O presidente Lula vai anunciar que os moradores da Favela do Moinho, em São Paulo, poderão participar do programa Compra Assistida, que faz parte do Minha Casa Minha Vida. O evento será no Armazém do MST e não contará com a presença do governador Tarcísio de Freitas. Os moradores poderão escolher imóveis de até R$ 250 mil, com o governo federal oferecendo R$ 180 mil e o governo estadual R$ 70 mil. As famílias que ganham até R$ 4.700 por mês poderão escolher casas em qualquer cidade do estado. Enquanto aguardam a formalização dos contratos, terão direito a um aluguel social de R$ 1.200. A cerimônia foi mudada de local por questões de segurança e a ausência do governador se deve a um compromisso em outro evento. Essa situação reflete as tensões políticas em torno do programa habitacional e dos moradores da favela.
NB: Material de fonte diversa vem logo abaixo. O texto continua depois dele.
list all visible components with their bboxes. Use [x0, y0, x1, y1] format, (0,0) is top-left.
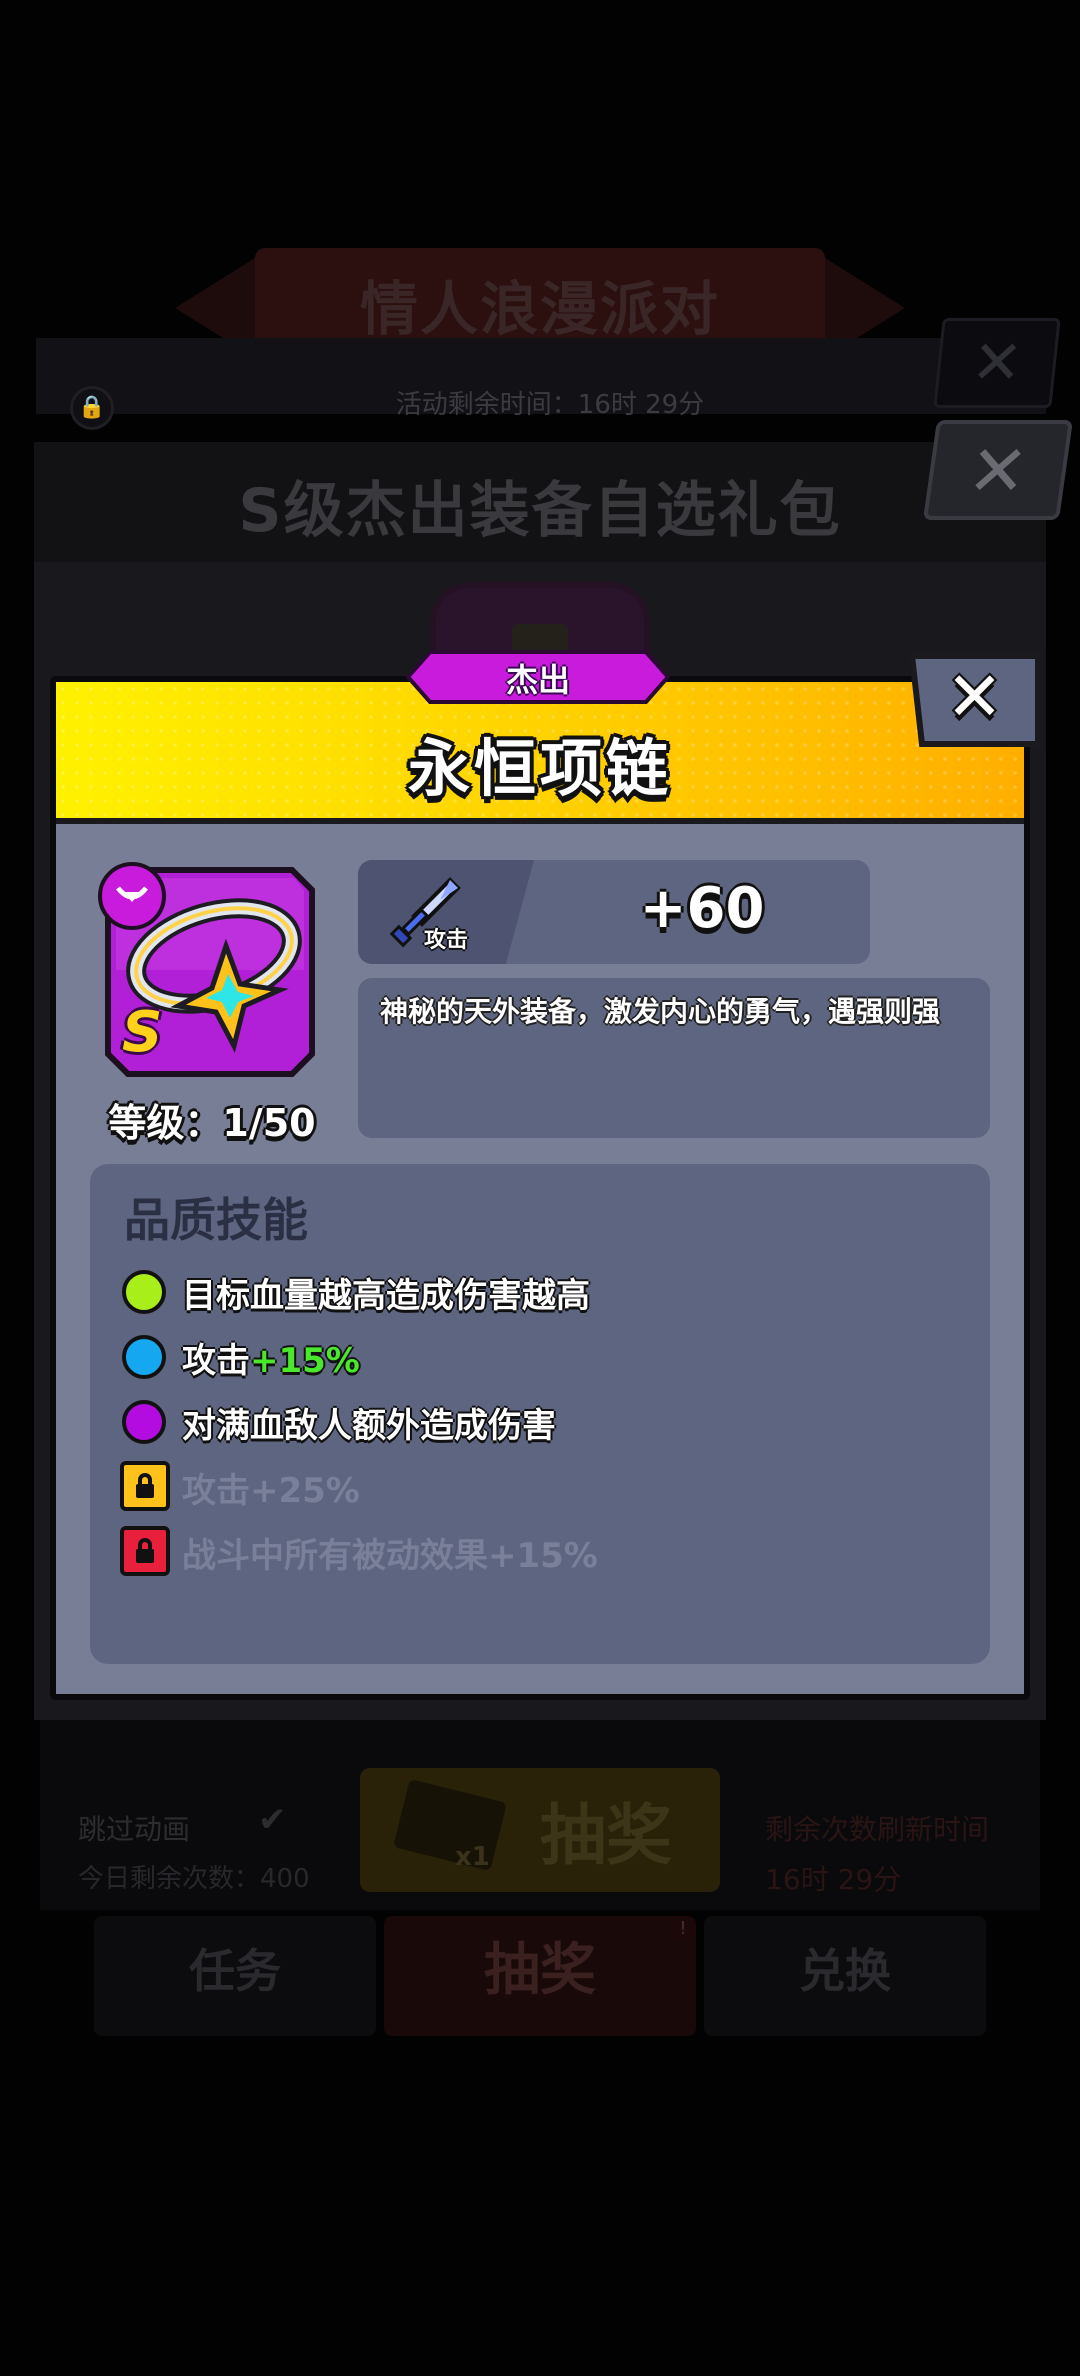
gift-pack-title: S级杰出装备自选礼包 [238, 476, 842, 546]
gift-pack-close-button[interactable]: ✕ [922, 420, 1074, 520]
skill-text-locked: 战斗中所有被动效果+15% [182, 1536, 598, 1576]
rarity-label: 杰出 [505, 661, 570, 699]
skill-text: 攻击+15% [182, 1333, 360, 1382]
necklace-slot-icon [98, 862, 166, 930]
item-description: 神秘的天外装备，激发内心的勇气，遇强则强 [380, 995, 941, 1028]
tab-draw[interactable]: 抽奖 [384, 1916, 696, 2036]
skill-text-locked: 攻击+25% [182, 1471, 360, 1511]
grade-badge: S [122, 1000, 163, 1065]
skill-row: 对满血敌人额外造成伤害 [120, 1392, 960, 1446]
lock-icon [120, 1461, 170, 1511]
close-icon[interactable]: ✕ [946, 664, 1003, 732]
skill-row-locked: 攻击+25% [120, 1457, 960, 1511]
ticket-count: x1 [455, 1842, 490, 1872]
equipment-name: 永恒项链 [407, 732, 672, 805]
event-title: 情人浪漫派对 [359, 275, 720, 343]
skill-highlight-value: +15% [250, 1341, 360, 1381]
checkmark-icon[interactable]: ✔ [258, 1800, 287, 1840]
skill-row: 攻击+15% [120, 1327, 960, 1381]
skill-row: 目标血量越高造成伤害越高 [120, 1262, 960, 1316]
lock-icon: 🔒 [70, 386, 114, 430]
skill-text: 对满血敌人额外造成伤害 [182, 1406, 556, 1446]
quality-skills-title: 品质技能 [124, 1193, 308, 1247]
skill-text-label: 攻击 [182, 1341, 250, 1381]
tab-task[interactable]: 任务 [94, 1916, 376, 2036]
today-remaining-count: 今日剩余次数：400 [78, 1864, 310, 1894]
attack-stat-box: 攻击 +60 [358, 860, 870, 964]
notification-badge: ! [670, 1916, 696, 1942]
description-box: 神秘的天外装备，激发内心的勇气，遇强则强 [358, 978, 990, 1138]
draw-button-label: 抽奖 [540, 1797, 672, 1874]
item-level: 等级：1/50 [108, 1101, 316, 1145]
skill-row-locked: 战斗中所有被动效果+15% [120, 1522, 960, 1576]
skip-animation-label: 跳过动画 [78, 1813, 191, 1846]
skill-text: 目标血量越高造成伤害越高 [182, 1276, 590, 1316]
skill-quality-dot [122, 1270, 166, 1314]
refresh-time: 16时 29分 [765, 1863, 902, 1896]
stat-name: 攻击 [424, 928, 469, 953]
tab-exchange[interactable]: 兑换 [704, 1916, 986, 2036]
event-close-button[interactable]: ✕ [933, 318, 1061, 408]
skill-quality-dot [122, 1335, 166, 1379]
stat-value: +60 [639, 876, 765, 941]
lock-icon [120, 1526, 170, 1576]
skill-quality-dot [122, 1400, 166, 1444]
refresh-label: 剩余次数刷新时间 [765, 1813, 990, 1846]
event-timer: 活动剩余时间：16时 29分 [395, 390, 705, 420]
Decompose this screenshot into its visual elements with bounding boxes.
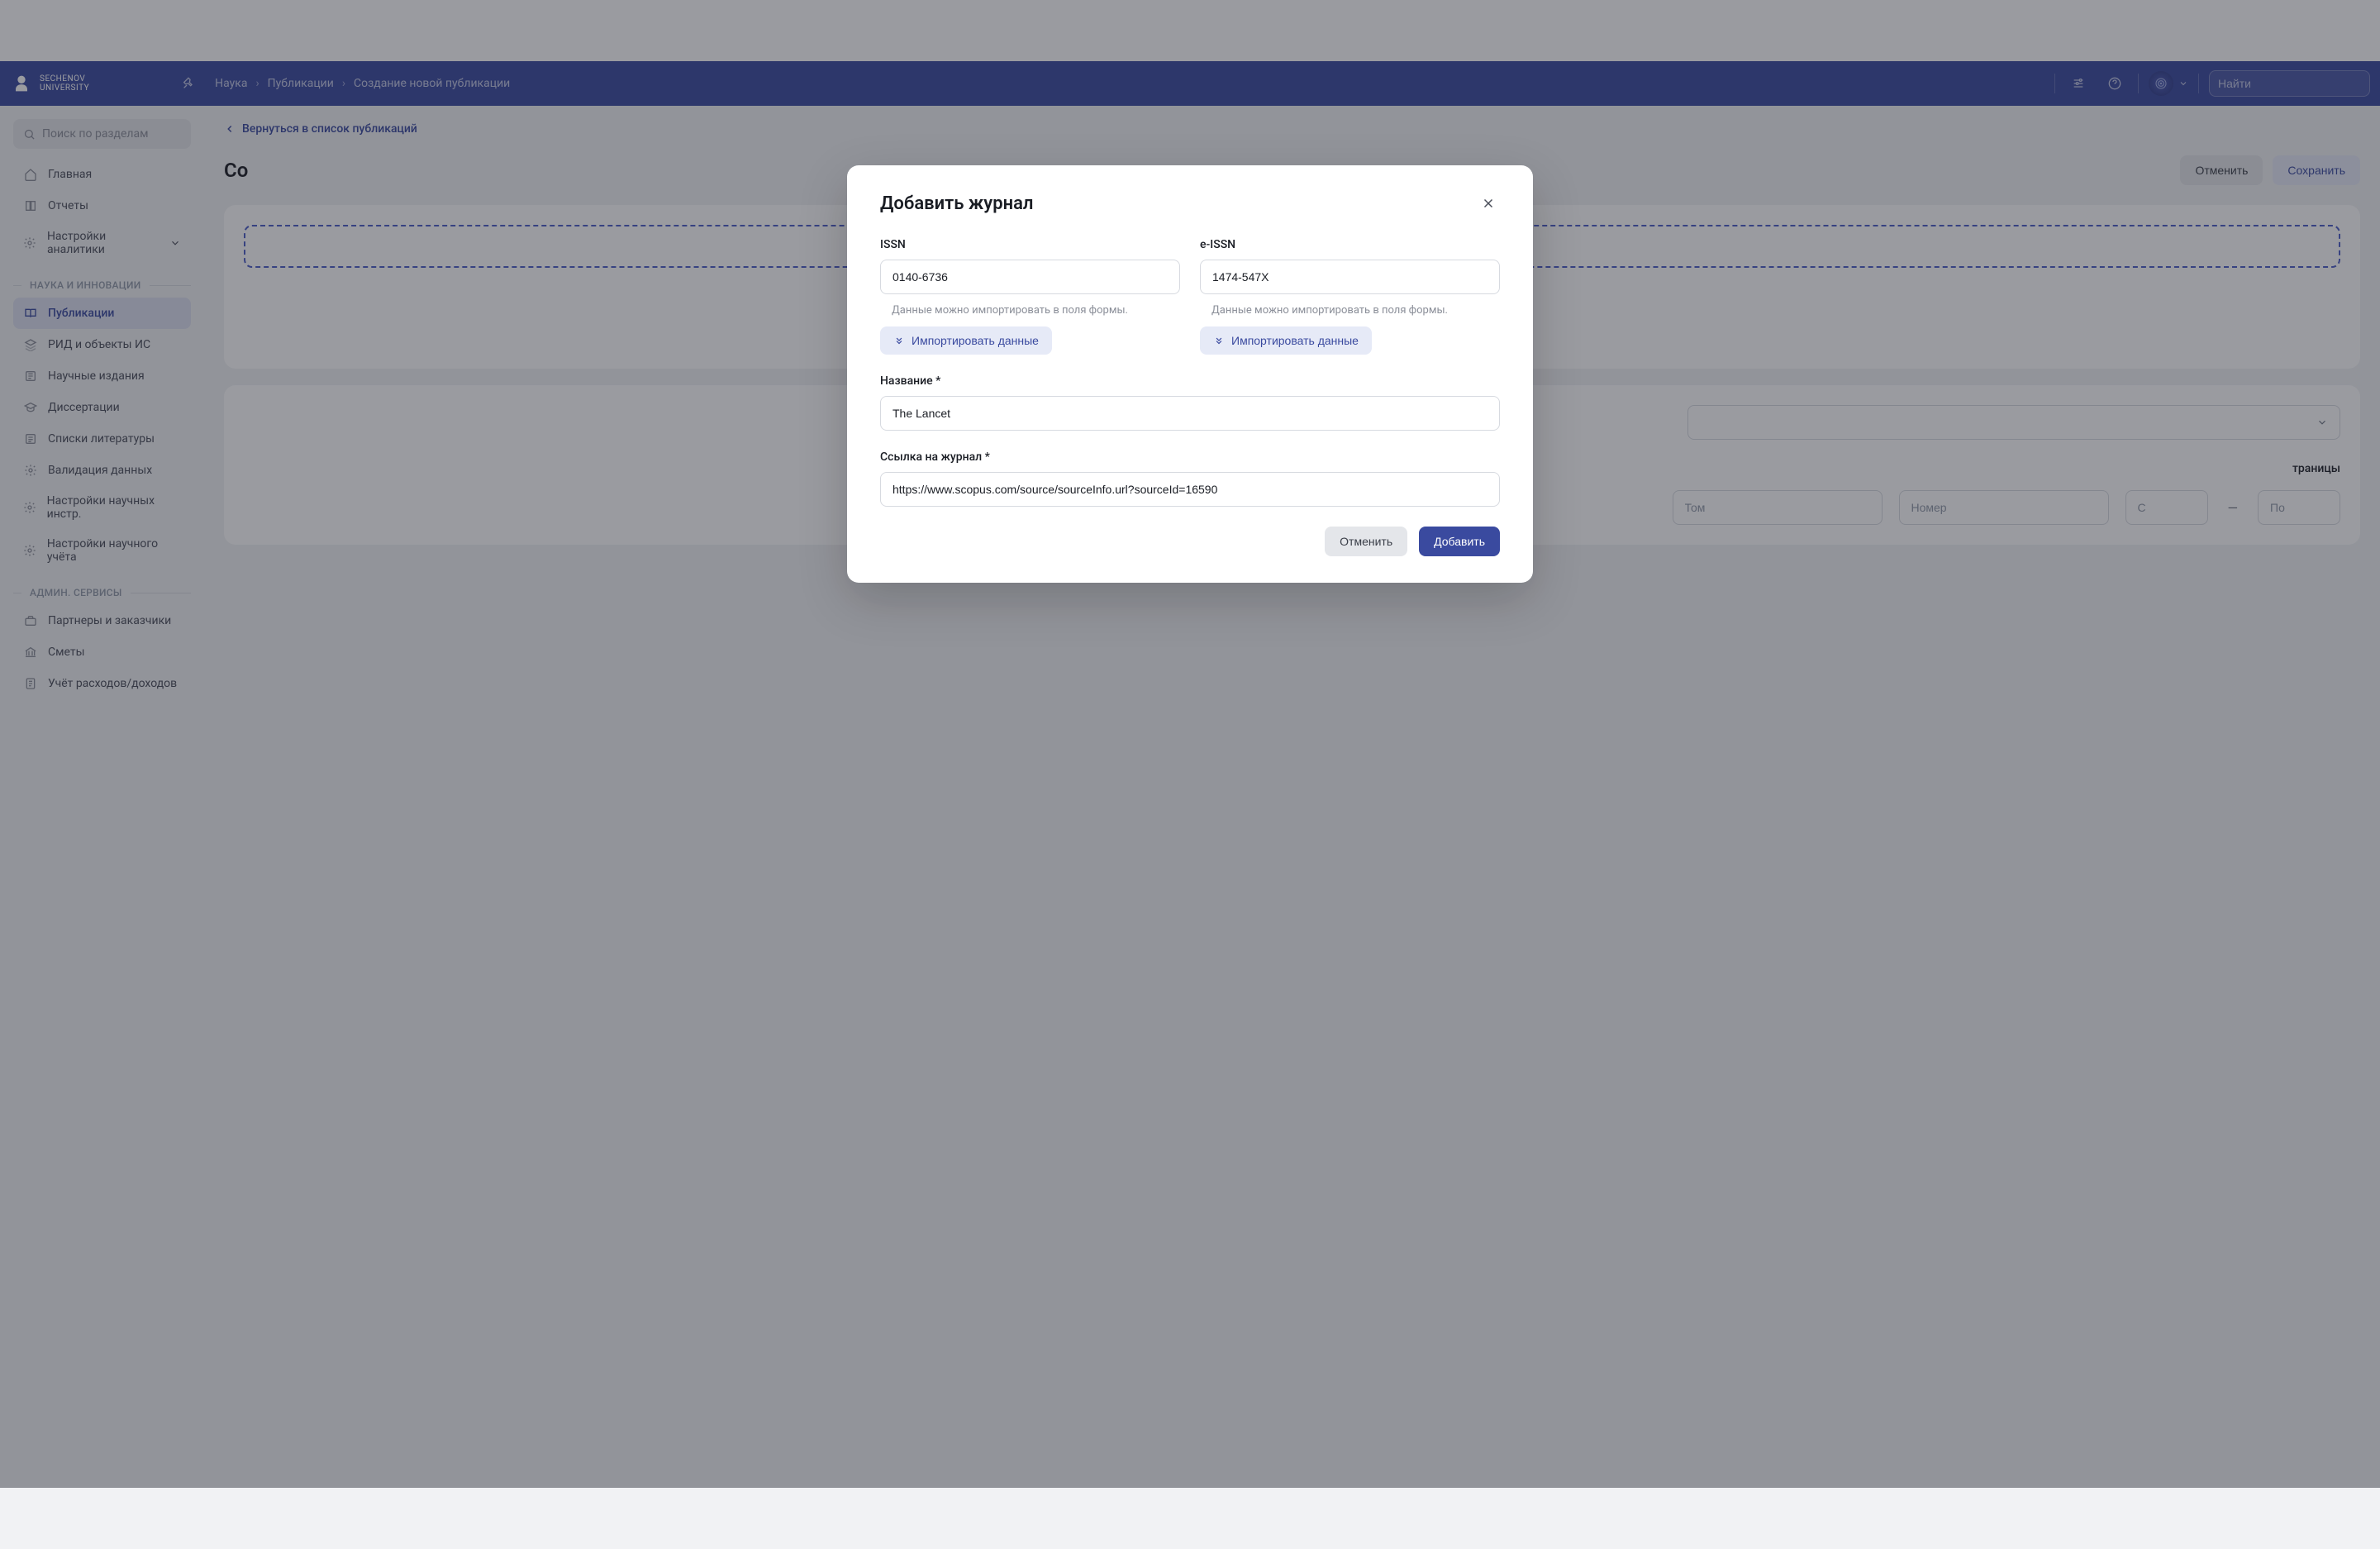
help-icon	[2108, 77, 2121, 90]
briefcase-icon	[23, 613, 38, 628]
divider	[2138, 74, 2139, 93]
sidebar-item-publications[interactable]: Публикации	[13, 298, 191, 329]
chevron-down-icon	[169, 237, 181, 249]
sidebar-section-science: НАУКА И ИННОВАЦИИ	[13, 279, 191, 291]
form-card-1	[224, 205, 2360, 369]
sidebar-item-validation[interactable]: Валидация данных	[13, 455, 191, 486]
topbar-right	[2054, 70, 2370, 97]
layers-icon	[23, 337, 38, 352]
help-button[interactable]	[2102, 70, 2128, 97]
save-button[interactable]: Сохранить	[2273, 155, 2360, 185]
sidebar-item-sci-tools-settings[interactable]: Настройки научных инстр.	[13, 486, 191, 529]
sidebar-item-label: Валидация данных	[48, 464, 152, 477]
sidebar-search-placeholder: Поиск по разделам	[42, 127, 149, 141]
breadcrumb-item[interactable]: Наука	[215, 77, 247, 90]
chevron-right-icon: ›	[342, 77, 345, 90]
book-icon	[23, 198, 38, 213]
chevron-right-icon: ›	[255, 77, 259, 90]
sidebar-search[interactable]: Поиск по разделам	[13, 119, 191, 149]
sidebar-item-label: РИД и объекты ИС	[48, 338, 150, 351]
cancel-button[interactable]: Отменить	[2180, 155, 2263, 185]
search-icon	[23, 128, 36, 141]
chevron-down-icon	[2316, 417, 2328, 428]
sidebar-item-dissertations[interactable]: Диссертации	[13, 392, 191, 423]
sidebar-item-label: Настройки научного учёта	[47, 537, 181, 564]
form-card-2: траницы —	[224, 385, 2360, 545]
sidebar-item-estimates[interactable]: Сметы	[13, 636, 191, 668]
back-link[interactable]: Вернуться в список публикаций	[224, 122, 417, 136]
sidebar-item-label: Настройки научных инстр.	[47, 494, 181, 521]
chevron-left-icon	[224, 123, 236, 135]
divider	[2198, 74, 2199, 93]
sidebar-item-partners[interactable]: Партнеры и заказчики	[13, 605, 191, 636]
pages-label: траницы	[2292, 462, 2340, 475]
home-icon	[23, 167, 38, 182]
bank-icon	[23, 645, 38, 660]
breadcrumb-item: Создание новой публикации	[354, 77, 510, 90]
sidebar-item-label: Настройки аналитики	[47, 230, 159, 256]
topbar: SechenovUniversity Наука › Публикации › …	[0, 61, 2380, 106]
sidebar-item-reports[interactable]: Отчеты	[13, 190, 191, 222]
search-input[interactable]	[2218, 77, 2368, 90]
sidebar-section-admin: АДМИН. СЕРВИСЫ	[13, 587, 191, 598]
back-link-label: Вернуться в список публикаций	[242, 122, 417, 136]
sidebar-item-label: Учёт расходов/доходов	[48, 677, 177, 690]
gear-icon	[23, 236, 37, 250]
logo-text: SechenovUniversity	[40, 74, 89, 93]
breadcrumb-item[interactable]: Публикации	[268, 77, 334, 90]
user-menu[interactable]	[2149, 71, 2188, 96]
newspaper-icon	[23, 369, 38, 384]
page-from-input[interactable]	[2125, 490, 2208, 525]
sidebar-item-journals[interactable]: Научные издания	[13, 360, 191, 392]
list-icon	[23, 431, 38, 446]
graduation-icon	[23, 400, 38, 415]
pin-button[interactable]	[175, 70, 202, 97]
sidebar-item-reference-lists[interactable]: Списки литературы	[13, 423, 191, 455]
sidebar-item-label: Диссертации	[48, 401, 120, 414]
page-to-input[interactable]	[2258, 490, 2340, 525]
sidebar-item-rid[interactable]: РИД и объекты ИС	[13, 329, 191, 360]
sidebar-item-label: Главная	[48, 168, 92, 181]
divider	[2054, 74, 2055, 93]
global-search[interactable]	[2209, 70, 2370, 97]
volume-input[interactable]	[1673, 490, 1883, 525]
sidebar-item-analytics-settings[interactable]: Настройки аналитики	[13, 222, 191, 265]
gear-icon	[23, 543, 37, 558]
number-input[interactable]	[1899, 490, 2109, 525]
main-content: Вернуться в список публикаций Со Отменит…	[204, 106, 2380, 1549]
gear-icon	[23, 463, 38, 478]
browser-whitespace	[0, 0, 2380, 61]
sidebar: Поиск по разделам Главная Отчеты Настрой…	[0, 106, 204, 1549]
avatar	[2149, 71, 2173, 96]
logo[interactable]: SechenovUniversity	[10, 72, 89, 95]
sidebar-item-sci-accounting-settings[interactable]: Настройки научного учёта	[13, 529, 191, 572]
receipt-icon	[23, 676, 38, 691]
book-open-icon	[23, 306, 38, 321]
sidebar-item-label: Партнеры и заказчики	[48, 614, 171, 627]
sidebar-item-home[interactable]: Главная	[13, 159, 191, 190]
sidebar-item-label: Отчеты	[48, 199, 88, 212]
settings-button[interactable]	[2065, 70, 2092, 97]
sidebar-item-expenses[interactable]: Учёт расходов/доходов	[13, 668, 191, 699]
range-separator: —	[2225, 490, 2242, 525]
sidebar-item-label: Научные издания	[48, 369, 145, 383]
select-field[interactable]	[1687, 405, 2340, 440]
chevron-down-icon	[2178, 79, 2188, 88]
sliders-icon	[2072, 77, 2085, 90]
fingerprint-icon	[2154, 77, 2168, 90]
sidebar-item-label: Списки литературы	[48, 432, 155, 446]
gear-icon	[23, 500, 37, 515]
dropzone[interactable]	[244, 225, 2340, 268]
breadcrumb: Наука › Публикации › Создание новой публ…	[215, 77, 510, 90]
pin-icon	[182, 77, 195, 90]
sidebar-item-label: Публикации	[48, 307, 114, 320]
sidebar-item-label: Сметы	[48, 646, 84, 659]
logo-icon	[10, 72, 33, 95]
page-title: Со	[224, 159, 248, 182]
O presidente Lula (PT) anunciará nesta quinta-feira (26) a inclusão dos moradores da Favela do Moinho no programa Compra Assistida, parte do Minha Casa Minha Vida. O evento ocorrerá no Armazém do MST, em São Paulo, e não contará com a presença do governador Tarcísio de Freitas (Republicanos).
O programa, que inicialmente visava ajudar famílias afetadas por enchentes no Rio Grande do Sul, agora permitirá que os moradores da favela escolham imóveis de até R$ 250 mil. As famílias que recebem até R$ 4.700 mensais poderão optar por residências em qualquer cidade do estado. O governo federal financiará R$ 180 mil e o governo paulista, R$ 70 mil.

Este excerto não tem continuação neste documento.